Collin did all his Sabio Courses remotely from the Philippines, using a cheap little mobile router and now makes $80k a year.
Strapped for cash and waiting out the United States immigration process for family in the Philippines, Collin realized he needed a “rare unicorn” of a job. His job had to be remote, complicated, and something you could make a decent living off of it. As a US veteran, he began searching VET TEC-eligible programs. “Sabio was at the top of the list as one of the preferred program providers for VET TEC.” And since Collin had the good fortune of being near a small cell tower in the remote town Alicia Bohol, he was able to complete the entire Sabio Coding Boot Camp with a “little mobile router.”
Sabio was a grind for him but what made it unique from other boot camps was the culture of the program. “This program is not just teaching you languages. It's showing you the mentality and the person that you need to be in the software engineering world to be successful.” So if you’re a self-taught person who thinks learning to code is something that can be forged through YouTube videos and blogs, think again. The culture of Sabio, the “spirit of the program,” is something you can’t get from random, disparate sources.
Upon graduation, Collin made it his full time job to find a job. And Sabio provided him with all the resources he needed. “What Sabio will do is they'll give you a spreadsheet, a blank template type of spreadsheet, and I listed every single job that I applied to.”

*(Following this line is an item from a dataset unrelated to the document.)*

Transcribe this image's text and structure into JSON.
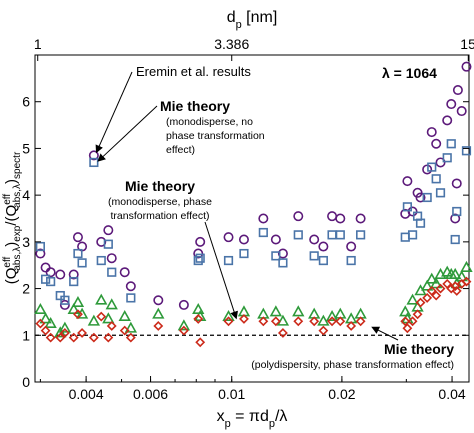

As he was casting his net out to a hundred employers a day, he finally started to get bites. “The first job tried to offer me $100,000 pesos a month,” he explained, “which in the Philippines is great money, but in the United States it's garbage. That's like $1,700 a month.” But he used this as leverage for his next job offer. When asked if he had any other offers on the table he responded, “Actually I have an offer in hand right now, but I'm not going to take it because I don't really like it. But if you can offer me over 80, I'll be interested.” The tactic worked and Collin signed on with an awesome Software Company as a full stack engineer for that figure.
The languages he learned at Sabio made him a “unicorn” in the eyes of his employer. “The fact that you have .NET training, that you work with SQL databases and React, we don't find anybody else like you,” his employer told him in the interview. Just like at Sabio, he does twice-a-week “stand ups” with his company, all from the comfort of his home in the Philippines.
Coding is a contact sport, as Collin heard time and again from chief instructor Gregorio Rojas. “If you're going to learn coding, you've just gotta put your hands on the keyboard and you've just got to work through the issues that you come up with.”
This hands-on approach transcended even the remoteness of his actual location and gave Collin the very real result of an 80k-a-year job.
Now, thankfully, the immigration waiting process will not involve worrisome glances at a dwindling bank balance.